Head, Intervention Psychology

My research group focuses on brain-computer interfacing (BCI) to influence cortical actitivity for replacing or improving lost function of the central nervous system. We are establishing BCI driven communication and interaction in people diagnosed with locked-in syndrome due to stroke or neurodegenerative disease, mainly amyotrophic lateral sclerosis (ALS). We use BCI based neurofeedback to improve cognitive function after stroke and to foster speech rehabilitation in aphasia. We are interested in defining predictors of successful BCI use and apply the user-centred design to support transfer of BCI based assisstive technology, rehabilitation and therapy out of the lab to the patients‘ home. We successfully transferred the BCI driven Brain Painting for independent home use by locked-in patients ( and significantly improved their quality of life. We defined a cortical marker of coping with severe chronic and terminal disease and are currently conducting replication studies in several other chronic diseases such as Parkinson‘s, chronic obstructive pulmonary disease and high spinal cord injury.

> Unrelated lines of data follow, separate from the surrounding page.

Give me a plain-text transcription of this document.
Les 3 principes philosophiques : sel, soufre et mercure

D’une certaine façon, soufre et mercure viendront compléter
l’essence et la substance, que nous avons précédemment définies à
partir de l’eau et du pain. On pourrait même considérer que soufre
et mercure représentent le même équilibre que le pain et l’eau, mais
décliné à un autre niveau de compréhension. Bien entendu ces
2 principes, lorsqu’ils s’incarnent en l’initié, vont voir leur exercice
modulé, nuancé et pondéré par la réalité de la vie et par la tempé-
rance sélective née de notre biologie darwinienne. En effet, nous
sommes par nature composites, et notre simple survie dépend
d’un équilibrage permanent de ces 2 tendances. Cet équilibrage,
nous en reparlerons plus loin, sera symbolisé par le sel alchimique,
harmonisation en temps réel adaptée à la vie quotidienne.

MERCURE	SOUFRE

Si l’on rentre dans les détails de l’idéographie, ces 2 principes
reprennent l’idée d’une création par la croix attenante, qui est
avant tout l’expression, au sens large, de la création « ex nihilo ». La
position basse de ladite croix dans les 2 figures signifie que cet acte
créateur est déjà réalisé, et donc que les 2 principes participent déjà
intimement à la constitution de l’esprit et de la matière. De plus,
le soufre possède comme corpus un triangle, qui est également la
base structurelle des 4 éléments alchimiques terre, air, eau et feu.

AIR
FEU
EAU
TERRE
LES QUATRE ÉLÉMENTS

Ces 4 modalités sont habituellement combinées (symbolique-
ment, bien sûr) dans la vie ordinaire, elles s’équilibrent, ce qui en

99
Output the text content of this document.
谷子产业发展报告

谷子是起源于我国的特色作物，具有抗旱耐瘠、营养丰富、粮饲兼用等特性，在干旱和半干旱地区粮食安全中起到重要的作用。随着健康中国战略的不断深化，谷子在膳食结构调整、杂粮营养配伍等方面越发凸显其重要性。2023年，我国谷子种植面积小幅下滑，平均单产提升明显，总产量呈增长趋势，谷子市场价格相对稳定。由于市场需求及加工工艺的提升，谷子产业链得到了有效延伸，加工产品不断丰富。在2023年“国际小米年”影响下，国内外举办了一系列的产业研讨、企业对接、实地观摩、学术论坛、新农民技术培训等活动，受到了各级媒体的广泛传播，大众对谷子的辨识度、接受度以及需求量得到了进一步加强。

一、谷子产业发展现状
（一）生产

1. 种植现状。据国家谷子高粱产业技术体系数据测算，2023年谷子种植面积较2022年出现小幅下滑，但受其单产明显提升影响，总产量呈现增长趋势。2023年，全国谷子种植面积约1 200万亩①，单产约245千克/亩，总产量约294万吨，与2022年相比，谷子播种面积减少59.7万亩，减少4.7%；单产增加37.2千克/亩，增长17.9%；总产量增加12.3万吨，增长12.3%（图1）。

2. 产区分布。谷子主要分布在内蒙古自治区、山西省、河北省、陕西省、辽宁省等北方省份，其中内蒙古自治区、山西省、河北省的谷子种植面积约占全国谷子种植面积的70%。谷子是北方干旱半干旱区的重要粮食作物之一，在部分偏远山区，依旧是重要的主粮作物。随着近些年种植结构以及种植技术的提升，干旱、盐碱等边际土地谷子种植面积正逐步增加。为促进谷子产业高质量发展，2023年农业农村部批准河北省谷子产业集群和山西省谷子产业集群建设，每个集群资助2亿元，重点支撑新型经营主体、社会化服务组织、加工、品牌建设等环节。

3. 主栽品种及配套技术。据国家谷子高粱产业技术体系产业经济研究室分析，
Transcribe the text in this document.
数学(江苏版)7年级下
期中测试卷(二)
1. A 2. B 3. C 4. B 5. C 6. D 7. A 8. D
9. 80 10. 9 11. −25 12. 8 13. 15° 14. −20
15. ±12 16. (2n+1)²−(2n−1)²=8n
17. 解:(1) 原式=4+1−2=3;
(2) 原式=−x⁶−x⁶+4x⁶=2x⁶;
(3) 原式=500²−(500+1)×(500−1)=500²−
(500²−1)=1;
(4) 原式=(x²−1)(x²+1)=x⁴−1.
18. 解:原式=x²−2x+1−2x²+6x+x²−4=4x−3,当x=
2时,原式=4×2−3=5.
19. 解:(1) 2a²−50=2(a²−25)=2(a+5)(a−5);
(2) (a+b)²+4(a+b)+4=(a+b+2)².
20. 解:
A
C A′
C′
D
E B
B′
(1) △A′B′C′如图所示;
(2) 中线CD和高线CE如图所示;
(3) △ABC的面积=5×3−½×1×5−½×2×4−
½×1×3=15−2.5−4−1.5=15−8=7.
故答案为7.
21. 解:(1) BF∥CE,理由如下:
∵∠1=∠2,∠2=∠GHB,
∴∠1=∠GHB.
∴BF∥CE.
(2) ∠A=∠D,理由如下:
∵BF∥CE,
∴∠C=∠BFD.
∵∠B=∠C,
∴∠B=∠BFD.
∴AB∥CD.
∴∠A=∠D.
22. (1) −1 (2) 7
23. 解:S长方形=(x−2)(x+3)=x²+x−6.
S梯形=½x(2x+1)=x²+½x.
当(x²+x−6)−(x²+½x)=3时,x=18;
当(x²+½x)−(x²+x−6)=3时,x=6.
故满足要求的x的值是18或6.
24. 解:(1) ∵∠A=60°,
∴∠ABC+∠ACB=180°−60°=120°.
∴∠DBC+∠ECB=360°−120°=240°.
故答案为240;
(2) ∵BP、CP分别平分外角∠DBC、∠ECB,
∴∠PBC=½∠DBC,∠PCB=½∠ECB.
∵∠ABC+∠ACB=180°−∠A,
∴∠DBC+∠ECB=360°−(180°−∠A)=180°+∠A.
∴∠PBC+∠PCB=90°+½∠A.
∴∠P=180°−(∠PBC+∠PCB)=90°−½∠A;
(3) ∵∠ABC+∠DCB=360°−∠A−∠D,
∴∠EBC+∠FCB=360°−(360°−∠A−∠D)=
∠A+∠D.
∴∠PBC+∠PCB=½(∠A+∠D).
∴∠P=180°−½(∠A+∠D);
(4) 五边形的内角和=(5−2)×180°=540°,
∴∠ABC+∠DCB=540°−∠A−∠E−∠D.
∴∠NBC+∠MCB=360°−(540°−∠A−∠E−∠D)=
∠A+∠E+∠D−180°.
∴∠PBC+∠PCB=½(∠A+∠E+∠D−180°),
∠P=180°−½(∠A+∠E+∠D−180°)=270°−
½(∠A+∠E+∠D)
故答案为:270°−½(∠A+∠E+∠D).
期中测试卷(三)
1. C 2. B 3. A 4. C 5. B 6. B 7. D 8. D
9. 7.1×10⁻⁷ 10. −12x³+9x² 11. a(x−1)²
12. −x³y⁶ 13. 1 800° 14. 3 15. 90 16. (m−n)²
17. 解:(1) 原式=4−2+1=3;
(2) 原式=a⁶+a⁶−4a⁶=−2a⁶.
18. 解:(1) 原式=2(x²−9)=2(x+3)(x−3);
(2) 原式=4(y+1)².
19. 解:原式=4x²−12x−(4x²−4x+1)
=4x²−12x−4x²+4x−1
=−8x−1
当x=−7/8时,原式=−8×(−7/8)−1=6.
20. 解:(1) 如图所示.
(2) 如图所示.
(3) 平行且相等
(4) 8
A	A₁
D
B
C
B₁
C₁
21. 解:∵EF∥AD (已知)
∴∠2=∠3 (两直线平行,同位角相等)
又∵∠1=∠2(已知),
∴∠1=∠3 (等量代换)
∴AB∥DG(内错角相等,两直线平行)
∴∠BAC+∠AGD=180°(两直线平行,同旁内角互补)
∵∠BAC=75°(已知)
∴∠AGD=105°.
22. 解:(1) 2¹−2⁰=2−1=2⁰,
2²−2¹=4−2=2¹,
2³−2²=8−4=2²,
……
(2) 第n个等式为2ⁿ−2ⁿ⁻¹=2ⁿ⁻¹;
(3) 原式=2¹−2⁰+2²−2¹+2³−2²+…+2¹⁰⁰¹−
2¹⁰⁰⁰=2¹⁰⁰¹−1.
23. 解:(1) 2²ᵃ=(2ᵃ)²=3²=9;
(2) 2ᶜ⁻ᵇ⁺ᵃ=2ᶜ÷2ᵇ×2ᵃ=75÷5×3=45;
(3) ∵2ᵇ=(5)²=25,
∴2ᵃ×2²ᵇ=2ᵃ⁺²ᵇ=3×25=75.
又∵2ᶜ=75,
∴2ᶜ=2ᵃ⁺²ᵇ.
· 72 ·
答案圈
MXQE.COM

Head, Institute of Psychology

Anxiety disorders. Studies regarding cognitive distortions (distorted assessments of probability and memory) and psychophysiological correlate (EEG) with anxiety disorders. I am especially interested in whether cognitive distortions contribute to the development and/or continuation of the disorder.
Somatoform Disorders - Pain. My research interests concentrate on the interaction between emotions, brain hemisphere asymmetry and pain perception. Studies with healthy individuals examined the association between brain hemisphere asymmetry and pain threshold, or rather manageability and pain threshold. The way in which changes in feelings influence pain percpetion was examined in studies regarding hypochondria and pain disorders.
Addiction. The cognitive, motivational and physiological effects of cues are studied in connection with drug consumption (nicotine). Our recent studies have shown that drug cues have a neutral or rather a negative valence subjectively, but their physiological measurements (change in acoustic fright reaction) point rather to a positive valence. This contradiction between subjective and physiological reaction is possibly responsible for the continuation of the desire for drugs.